A Shared Need for Predictability
Despite their differing experiences, both European and Chinese firms are delivering a convergent
message to policymakers: economic security strategies must not undermine trust, stability, or long-term
planning. The doctrine states that the EU remains open to international trade and investment. However,
for this principle to guide actual policy, the gap between political messaging and regulatory implementation
must narrow. This will require consistent coordination not only among EU institutions and member
states, but also with private-sector actors directly affected by these measures, including European
and Chinese companies, whose engagement could help ensure that Europe’s economic security objectives
are met without unnecessary disruption.
As the CCCEU and EUCCC reports illustrate, business confidence, which has already been weakened
by geopolitical volatility, depends not simply on access to markets, but on clear rules and predictable
enforcement.
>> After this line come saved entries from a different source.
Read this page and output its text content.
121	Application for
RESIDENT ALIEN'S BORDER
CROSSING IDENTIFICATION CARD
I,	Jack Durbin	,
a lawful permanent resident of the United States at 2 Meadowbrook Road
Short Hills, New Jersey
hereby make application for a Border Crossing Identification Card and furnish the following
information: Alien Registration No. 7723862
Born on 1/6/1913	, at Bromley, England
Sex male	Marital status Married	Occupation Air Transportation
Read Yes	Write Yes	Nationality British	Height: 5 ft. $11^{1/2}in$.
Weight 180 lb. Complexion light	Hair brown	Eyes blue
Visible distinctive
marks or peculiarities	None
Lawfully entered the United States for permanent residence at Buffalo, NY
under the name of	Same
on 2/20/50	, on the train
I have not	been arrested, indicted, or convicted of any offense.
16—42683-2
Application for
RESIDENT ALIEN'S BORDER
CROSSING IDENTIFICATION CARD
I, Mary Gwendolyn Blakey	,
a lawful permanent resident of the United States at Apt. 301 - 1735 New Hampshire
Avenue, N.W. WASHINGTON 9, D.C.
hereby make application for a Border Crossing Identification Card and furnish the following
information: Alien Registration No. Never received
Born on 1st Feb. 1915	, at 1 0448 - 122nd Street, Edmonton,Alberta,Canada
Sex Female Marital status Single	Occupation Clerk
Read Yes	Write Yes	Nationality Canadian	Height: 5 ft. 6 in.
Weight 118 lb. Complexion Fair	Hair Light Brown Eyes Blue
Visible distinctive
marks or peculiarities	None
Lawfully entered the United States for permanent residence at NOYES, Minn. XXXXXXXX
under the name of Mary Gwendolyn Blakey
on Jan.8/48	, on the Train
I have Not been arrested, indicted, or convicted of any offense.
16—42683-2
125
When the line between openness and protection becomes blurred, the result is likely
to be hesitation, not investment.
If “de-risking, not decoupling” is to be more
than a slogan, it will require clearer boundaries, sustained dialogue and credible commitments
to fairness on both sides. Without that, the strategic posture outlined in the doctrine risks
eroding the very resilience it seeks to build, at significant cost to EU-China economic
relations and to global economic stability.
Please note that views expressed by the author do not reflect the policies or positions of ICES.